HEU calls for greater protections under the B.C. Human Rights Code

At a time when intolerance, racism, and human rights violations continue to make headlines here and throughout North America, HEU is applauding the NDP government’s decision to reinstate B.C.’s Human Rights Commission.

For 15 years, British Columbia has been the only province in Canada without a human rights commission, following its abolishment by the BC Liberals in 2001.hr

But in late September, B.C. Attorney General David Eby launched a two-month public process inviting British Columbians to weigh in on the role and priorities that should shape a new commission.

To that end, HEU has strenuously argued that “social condition” must become one of the prohibited grounds of discrimination in the province’s human rights code – alongside race, colour, ancestry, place of origin, religion, marital status, physical or mental disability, sex, sexual orientation, or gender identity or expression.

“The history and continuing experience of our members and their fight against gender-based wage discrimination speaks to the need for a renewed Commission and a stronger framework for human rights advocacy in our province,” said HEU’s secretary-business manager Jennifer Whiteside, in her submission to government on the union’s behalf.

The union stressed that over the decade and a half since the former B.C. Liberal government began its campaign of privatization and wage rollbacks, many members have been driven into the ranks of the “working poor” and have been forced to take on multiple jobs, and seek various forms of social assistance to make ends meet.

“It is significant that two of the lowest paid areas in B.C.’s public sector today, health support and social services, are female-dominated and employ a high proportion of racialized people, immigrants and single mothers,” said Whiteside.

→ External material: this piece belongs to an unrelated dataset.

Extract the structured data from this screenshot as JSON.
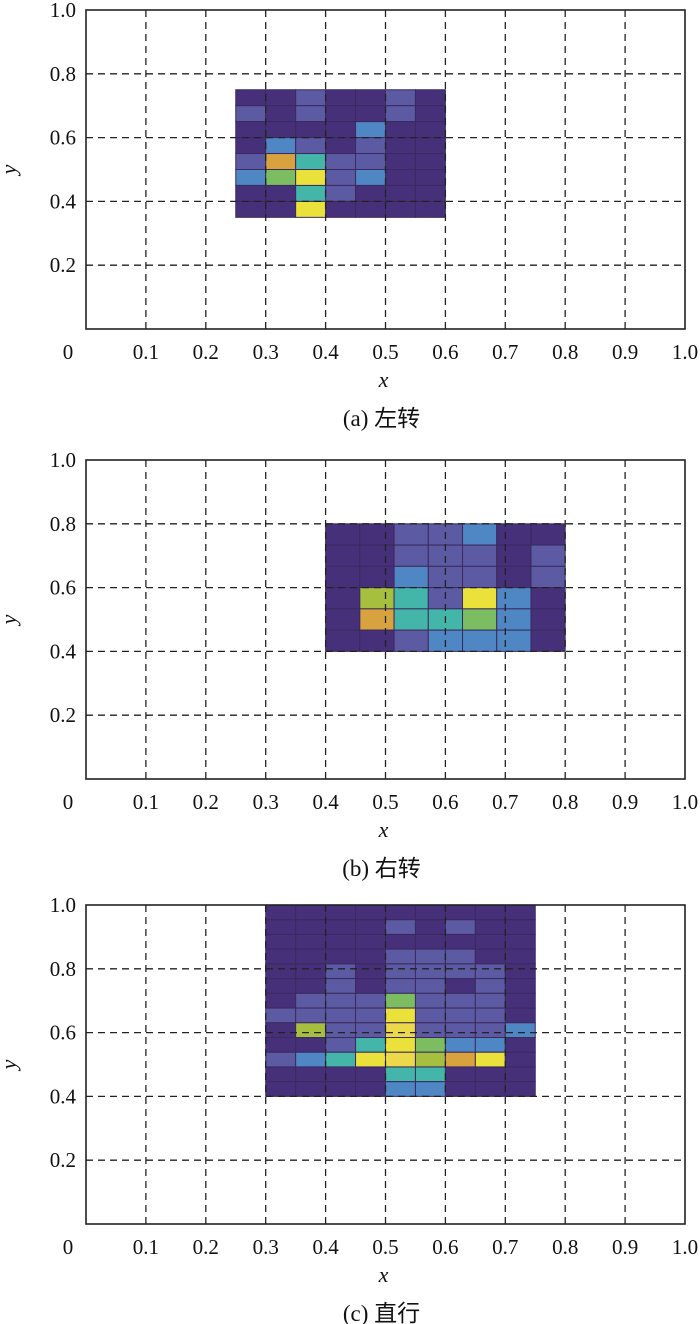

“People with one or more of these characteristics in our society have limited job opportunities. The discrimination they experience is both systemic and intersectional – they face discrimination on multiple grounds simultaneously.”

Quebec, New Brunswick and the Northwest Territories have made “social condition” a general ground of discrimination in their human rights codes. And Ontario is currently considering a bill that would recognize “social condition” as a ground of discrimination.

Eby will receive recommendations by the end of the year, and legislation is expected in 2018.